Ayez toujours sur vous les numéros des secours locaux CRS / PGHM, pompiers (18) ou le 112 (N° International). Vérifier que votre portable passe.
Ascension
Savoir renoncer. Changer d'objectif s'il y a d'autres cordées engagées sur le même itinéraire ou bien se décaler : Exemple : un glaçon de 50 cm qui chute de 100 m peut balayer le pied de la cascade sur 30 m !
Repérer les difficultés (passages délicats pour anticiper les protections ou contourner le passage).
Anticiper les protections (point de renvoie au départ du relais), préparer son matériel au pied de la longueur en conséquence, l'organiser chronologiquement sur son porte matériel). Les pitons/coinceurs ne vous seront utiles que s'il y a du rocher dans la longueur ! ! !
Conseils
Bien plus que les glaciers, les couloirs et les goulottes, la cascade de glace, par la variété des reliefs qu'elle possède, colonnes, bossettes, méduses, bulles, ainsi que par la métamorphose constante de sa structure, apporte à la pratique de l'escalade glaciaire une fantaisie et une richesse nouvelles. Les cascades, formées par le gel de l'eau courante (fonte de névés, torrents, résurgences rocheuses), peuvent se construire en quelques jours. Le meilleur moment pour grimper se situe lors d'un réchauffement ambiant modéré car celui-ci donne à la glace une plus grande plasticité et un meilleur amorti des ondes de choc. Dans ce cas, il faudra prendre bien soin de ne pas trop attendre car lors de la fonte, la glace perdra rapidement sa cohésion première.
Si une période de froid survient après ce réchauffement, l'escalade sur glace deviendra fastidieuse, le regel de surface faisant éclater la glace (en"assiettes") sous les coups de piolet.
Le relais c'est-la vie de la cordée. Il doit être :
- Inarrachable
- Fonctionnel
- Confortable
- A l'abri des chutes de glace et coulées de neige
Quels que soient l'inclinaison de la cascade, la qualité de la glace, et le facteur de chute, un relais ne doit jamais s'arracher.
Quelques conseils techniques
Observez la structure et les dangers objectifs éventuels avant de vous lancer.
Evitez de vous engager dans une cascade si une cordée s'y trouve déjà.
Organisez le matériel sur vous avant de démarrer et essayez de bien viser l?endroit où vous allez ancrer un piolet ou poser le crampon.

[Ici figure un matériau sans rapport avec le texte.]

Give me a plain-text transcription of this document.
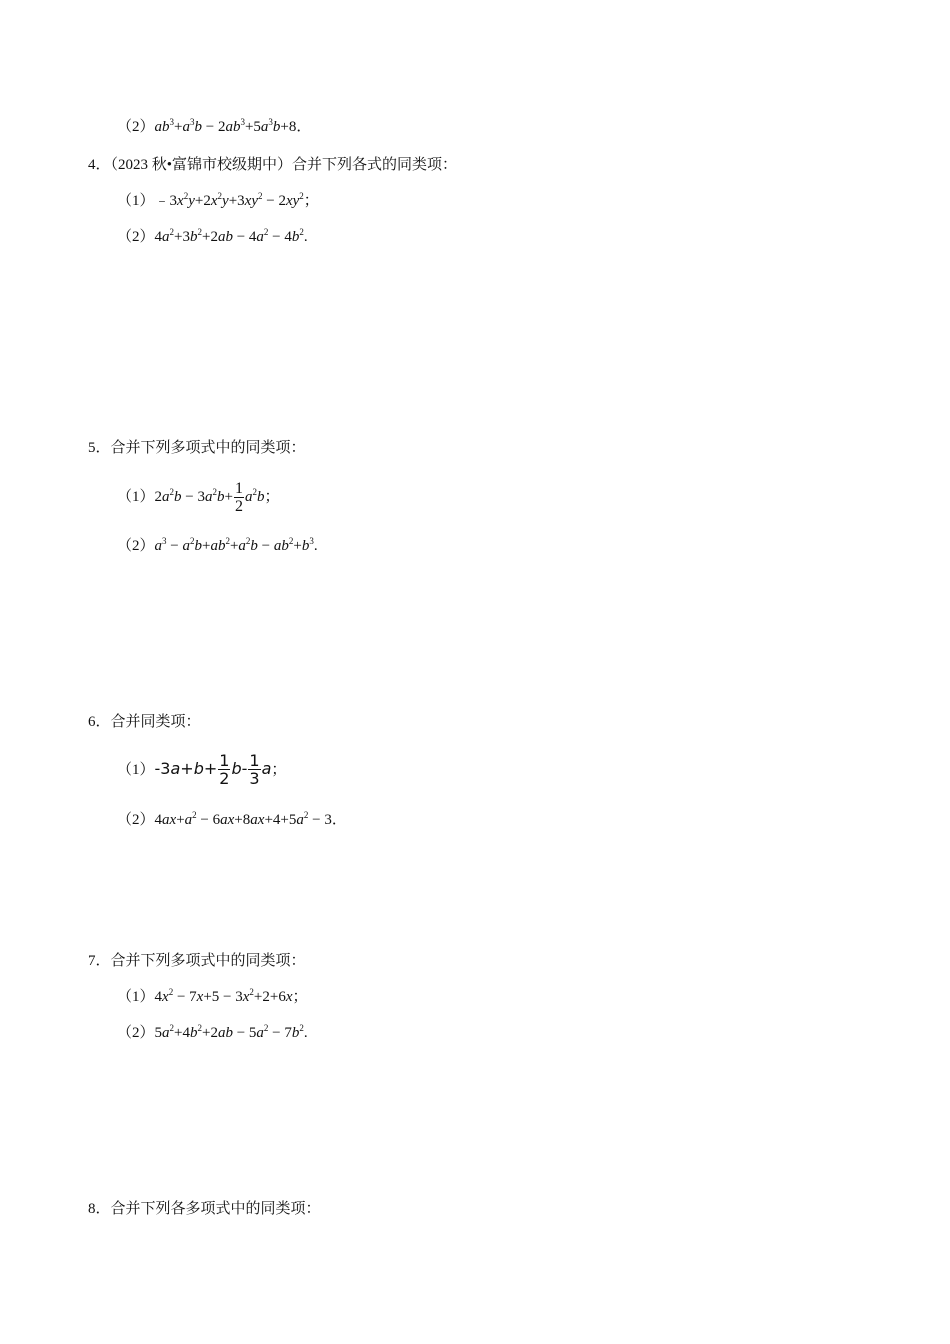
$(2)ab^3+a^3b - 2ab^3+5a^3b+8$．
4．（2023 秋•富锦市校级期中）合并下列各式的同类项：
$(1)﹣3x^2y+2x^2y+3xy^2 - 2xy^2$；
$(2)4a^2+3b^2+2ab - 4a^2 - 4b^2$.
5．合并下列多项式中的同类项：
$(1)2a^2b - 3a^2b+ \frac{1}{2} a^2b$；
$(2)a^3 - a^2b+ab^2+a^2b - ab^2+b^3$.
6．合并同类项：
$(1)-3a+b+ \frac{1}{2} b- \frac{1}{3}$ a；
$(2)4ax+a^2 - 6ax+8ax+4+5a^2 - 3$．
7．合并下列多项式中的同类项：
$(1)4x^2 - 7x+5 - 3x^2+2+6x$；
$(2)5a^2+4b^2+2ab - 5a^2 - 7b^2$.
8．合并下列各多项式中的同类项：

Ne vous faites jamais bloquer sur une broche et encore moins sur votre piolet par votre camarade (effet de poulie) mais vachez vous dessus si besoin.
Portez un casque si vous voulez vivre longtemps et pensez qu'il vous protège autant des chutes de glace ou de pierres que des chocs durant votre chute.
Entretenez votre matériel et changez souvent vos lames (dès l'usure de la 1ère dent), vous apprécierez la différence.
Rappelez-vous que la connaissance de cette matière changeante qu'est la glace, la subtile perception des ancrages ainsi que la mise en place correcte des broches nécessitent de l'expérience.
S'il arrive parfois que l'on se sente très seul et très dépourvu de courage lorsque après avoir quitté le relais depuis bien longtemps comptant les broches qui nous restent comme un guerrier compte ses dernières cartouches, l'essentiel pour continuer sera le désir de réussir et la capacité à dominer sa peur.
Ce sont du reste ces moments privilégiés qui nous font prendre conscience de l'incroyable force de caractère qui peut et doit parfois nous animer ...
La verticalité, l'engagement, le côté aléatoire des protections ainsi que l'aspect changeant de la matière, font de la cascade de glace une activité sérieuse et particulière.